Me and Maria Rivera |
I felt honored to feel such intimacy with these women while working on their nails and making them pretty and pink. The task at hand was the manicure, but I felt like I gained far more than what I gave. The simple pleasure of being with these beautiful hard-working women who had experienced so much hardship in their lives, one at a time, while holding their hands and letting its energy mingle with my own was a gift.
Amelia… far prouder than she’d let on… |
Petronila de Leon’s nails… pretty in pink! |
These hands looked a whole lot different 24 hours later… |
Besides the fact that the polish was old and sticky and the women insisted on sitting right next to me rather than across from me, which made for awkward angles, plus having to work under the frustration of swarms of flies (I later discovered that directly on the other side of the wall we were sitting in front of was a garbage dump), it has become one of my most treasured memories of my time in Perú.
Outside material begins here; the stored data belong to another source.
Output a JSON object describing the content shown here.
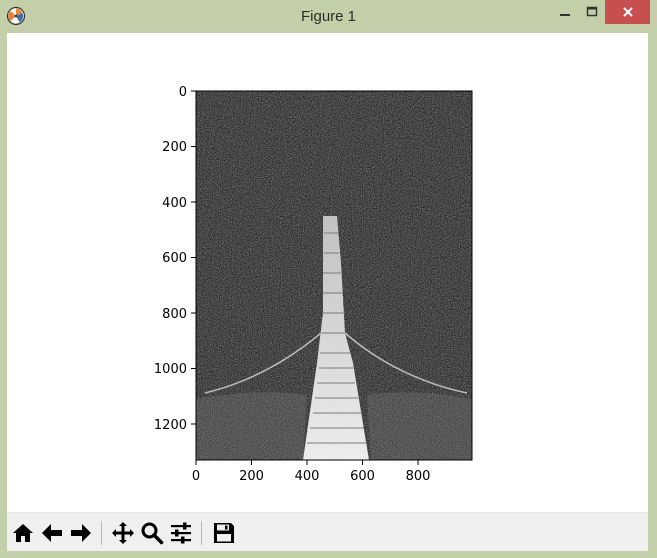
{
  "window": {
    "title": "Figure 1",
    "icon": "matplotlib-icon",
    "controls": [
      "minimize-icon",
      "maximize-icon",
      "close-icon"
    ]
  },
  "figure": {
    "image_description": "grayscale photo",
    "x_ticks": [
      "0",
      "200",
      "400",
      "600",
      "800"
    ],
    "y_ticks": [
      "0",
      "200",
      "400",
      "600",
      "800",
      "1000",
      "1200"
    ]
  },
  "toolbar": {
    "buttons": [
      {
        "name": "home-button",
        "icon": "home-icon"
      },
      {
        "name": "back-button",
        "icon": "arrow-left-icon"
      },
      {
        "name": "forward-button",
        "icon": "arrow-right-icon"
      },
      {
        "name": "pan-button",
        "icon": "move-icon"
      },
      {
        "name": "zoom-button",
        "icon": "magnifier-icon"
      },
      {
        "name": "configure-subplots-button",
        "icon": "sliders-icon"
      },
      {
        "name": "save-button",
        "icon": "floppy-disk-icon"
      }
    ]
  },
  "colors": {
    "title_bar": "#c3cfa8",
    "close_button": "#c7504e",
    "toolbar": "#f0f0f0"
  }
}
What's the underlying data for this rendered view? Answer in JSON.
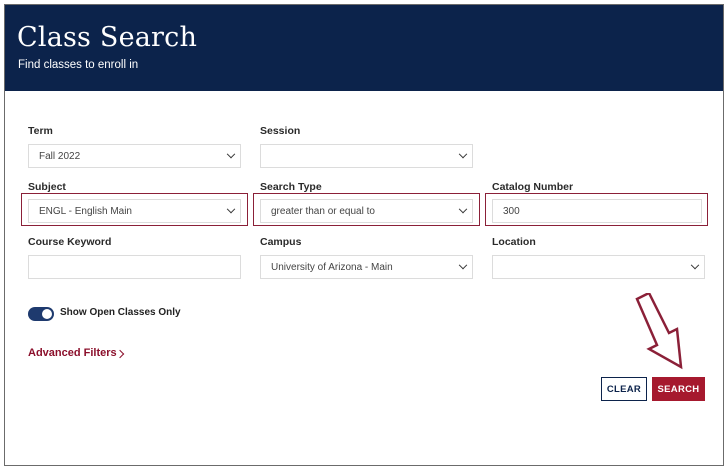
{
  "header": {
    "title": "Class Search",
    "subtitle": "Find classes to enroll in"
  },
  "form": {
    "term": {
      "label": "Term",
      "value": "Fall 2022"
    },
    "session": {
      "label": "Session",
      "value": ""
    },
    "subject": {
      "label": "Subject",
      "value": "ENGL - English Main"
    },
    "search_type": {
      "label": "Search Type",
      "value": "greater than or equal to"
    },
    "catalog_number": {
      "label": "Catalog Number",
      "value": "300"
    },
    "course_keyword": {
      "label": "Course Keyword",
      "value": ""
    },
    "campus": {
      "label": "Campus",
      "value": "University of Arizona - Main"
    },
    "location": {
      "label": "Location",
      "value": ""
    }
  },
  "toggle": {
    "label": "Show Open Classes Only",
    "on": true
  },
  "advanced": {
    "label": "Advanced Filters"
  },
  "buttons": {
    "clear": "CLEAR",
    "search": "SEARCH"
  },
  "colors": {
    "header_bg": "#0c234b",
    "accent": "#a6192e",
    "highlight": "#8b2038"
  },
  "icons": {
    "dropdown": "chevron-down-icon",
    "advanced": "chevron-right-icon",
    "callout": "arrow-down-outline-icon"
  }
}
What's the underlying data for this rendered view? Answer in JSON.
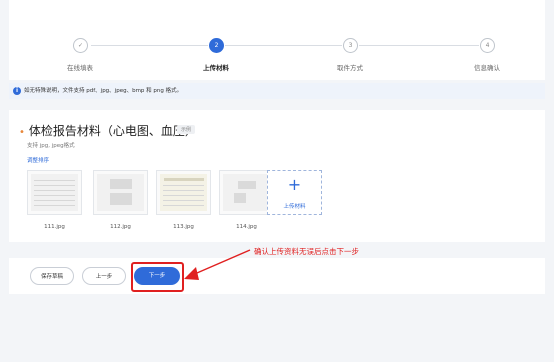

My own hands, the same that so often had been told to put it down, leave it alone and stop picking at it, followed the rest of myself into a nail salon for a manicure the day before my son, Thomas’ wedding last year. After the nail tech brought out the third wrong shade of pink, I had to leave because I started crying. Yes, crying. That’s not a typo. When I got home my other son, Grant, asked me if I got my hands all fixed up (boy speak for manicure) and I told him no that I had to leave because I started crying. He said nothing for a few seconds then responded with:
“You’re not ready for him to get married, are you?”
“No. He’s still 9 years old… or so it seems.”
Clearly this was not about the wedding, but rather was about my having to face, full on, the passage of time, which felt a whole lot faster than was comfortable.
It’s easier for me to be more accepting of my stubby fingers with rough cuticles and often less than perfectly manicured nails when I think of what these hands have done for me. The small hands they’ve held while crossing the street, the plants they’ve placed with hope into the dirt and the weeds they’ve pulled out in frustration, the family dog that they held while he was being put to sleep and the tears they wiped away for so many days that followed, the babies they’ve held, the stories they’ve typed. I love them in all of their flawed imperfection as they represent my history, my life and my spirit in full view. How can that not evoke a crazy sense of pride of ownership…dirty nails and all?